What is the use of sequence file in Hadoop
I read about sequence file format in a few blogs. Since I am still new to hadoop I am not actually able to understand what is the application or purpose of sequence files. So, it would be really helpful if anyone can explain to me what a sequence file is and where it is used in hadoop?
Sequence files hadoop are binary files containing serialized key/value pairs. You can compress a sequence file at the record (key-value pair) or block levels. This is one of the advantages of using sequence files. Also, sequence files are binary files, they provide faster read/write than that of text file format.
Problem With Small Files and Hadoop
Now, one of the main problems that sequence file hadoop format solves is the problem of processing too many small files in Hadoop. As you know Hadoop is not good for processing large numbers of small files as referencing (memory) large amounts of small files generates a lot of overhead for the namenode.

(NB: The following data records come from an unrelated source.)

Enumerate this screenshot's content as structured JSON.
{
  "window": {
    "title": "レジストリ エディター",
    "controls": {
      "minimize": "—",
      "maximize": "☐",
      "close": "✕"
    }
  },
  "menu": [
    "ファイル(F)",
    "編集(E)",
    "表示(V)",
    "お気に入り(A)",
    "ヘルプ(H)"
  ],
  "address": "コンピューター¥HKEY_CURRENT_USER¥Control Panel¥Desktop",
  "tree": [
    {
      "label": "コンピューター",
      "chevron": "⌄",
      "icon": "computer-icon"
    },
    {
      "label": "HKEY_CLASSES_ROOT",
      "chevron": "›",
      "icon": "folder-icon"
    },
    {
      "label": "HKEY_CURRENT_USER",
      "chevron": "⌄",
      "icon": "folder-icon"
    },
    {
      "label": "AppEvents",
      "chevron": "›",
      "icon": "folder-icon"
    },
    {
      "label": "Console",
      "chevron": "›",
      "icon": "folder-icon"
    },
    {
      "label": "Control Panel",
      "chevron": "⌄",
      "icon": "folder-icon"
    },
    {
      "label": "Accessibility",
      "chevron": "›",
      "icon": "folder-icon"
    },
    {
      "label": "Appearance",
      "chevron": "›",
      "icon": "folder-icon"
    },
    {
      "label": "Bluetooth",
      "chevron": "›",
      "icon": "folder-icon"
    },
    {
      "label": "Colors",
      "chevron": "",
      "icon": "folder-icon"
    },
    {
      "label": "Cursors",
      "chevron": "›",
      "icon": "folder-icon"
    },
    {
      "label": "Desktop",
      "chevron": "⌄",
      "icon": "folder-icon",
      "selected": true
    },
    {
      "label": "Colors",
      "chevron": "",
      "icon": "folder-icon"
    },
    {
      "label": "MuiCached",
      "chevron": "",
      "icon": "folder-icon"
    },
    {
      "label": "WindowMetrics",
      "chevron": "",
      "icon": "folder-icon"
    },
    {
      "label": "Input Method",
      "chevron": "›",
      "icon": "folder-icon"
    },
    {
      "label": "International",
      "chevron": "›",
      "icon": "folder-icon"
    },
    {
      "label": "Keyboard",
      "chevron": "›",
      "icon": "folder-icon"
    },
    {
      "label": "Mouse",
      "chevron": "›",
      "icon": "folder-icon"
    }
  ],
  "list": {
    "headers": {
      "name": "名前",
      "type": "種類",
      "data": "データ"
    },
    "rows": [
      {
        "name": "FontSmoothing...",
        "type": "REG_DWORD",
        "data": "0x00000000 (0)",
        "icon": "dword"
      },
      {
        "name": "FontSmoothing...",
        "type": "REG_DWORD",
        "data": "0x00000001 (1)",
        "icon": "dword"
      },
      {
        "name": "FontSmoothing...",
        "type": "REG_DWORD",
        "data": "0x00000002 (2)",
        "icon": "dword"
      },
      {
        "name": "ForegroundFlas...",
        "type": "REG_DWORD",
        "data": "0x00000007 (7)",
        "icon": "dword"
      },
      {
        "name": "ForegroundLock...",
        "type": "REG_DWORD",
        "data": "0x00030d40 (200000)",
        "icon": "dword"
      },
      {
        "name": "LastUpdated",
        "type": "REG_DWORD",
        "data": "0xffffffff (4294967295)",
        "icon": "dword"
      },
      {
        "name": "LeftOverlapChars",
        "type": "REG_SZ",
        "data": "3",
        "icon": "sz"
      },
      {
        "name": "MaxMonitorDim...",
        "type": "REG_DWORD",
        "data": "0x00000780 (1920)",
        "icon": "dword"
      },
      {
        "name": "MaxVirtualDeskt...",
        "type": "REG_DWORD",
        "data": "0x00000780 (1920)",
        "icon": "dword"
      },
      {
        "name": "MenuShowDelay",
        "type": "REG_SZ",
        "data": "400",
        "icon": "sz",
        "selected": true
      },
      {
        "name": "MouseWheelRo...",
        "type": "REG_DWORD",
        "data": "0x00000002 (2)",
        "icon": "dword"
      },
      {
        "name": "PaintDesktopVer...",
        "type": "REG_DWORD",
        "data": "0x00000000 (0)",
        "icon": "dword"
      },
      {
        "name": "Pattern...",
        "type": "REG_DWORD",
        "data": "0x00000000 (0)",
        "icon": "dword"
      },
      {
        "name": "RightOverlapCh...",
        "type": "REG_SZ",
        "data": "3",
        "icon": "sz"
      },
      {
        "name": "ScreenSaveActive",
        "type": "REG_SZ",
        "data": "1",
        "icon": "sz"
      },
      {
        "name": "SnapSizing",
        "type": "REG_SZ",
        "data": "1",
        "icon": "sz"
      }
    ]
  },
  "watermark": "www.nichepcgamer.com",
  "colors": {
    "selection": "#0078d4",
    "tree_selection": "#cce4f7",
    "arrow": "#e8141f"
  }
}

Besides this memory overhead, the second problem arises in terms of number of mappers as more number of mappers will be executed for each file (as the file size is smaller than that of block).
Solution: Sequence File
Sequence files allow you to solve this problem of small files. As discussed sequence files are the files containing key-value pairs. So, you can use it to hold multiple key-value pairs where the key can be unique file metadata, like filename+timestamp and value is the content of the ingested file. Now, this way you are able to club too many small files as a single file and then you can use this for processing as an input for MapReduce. This is the reason why sequence files often are used in custom-written map-reduce programs.
Let me know in case you have more confusion.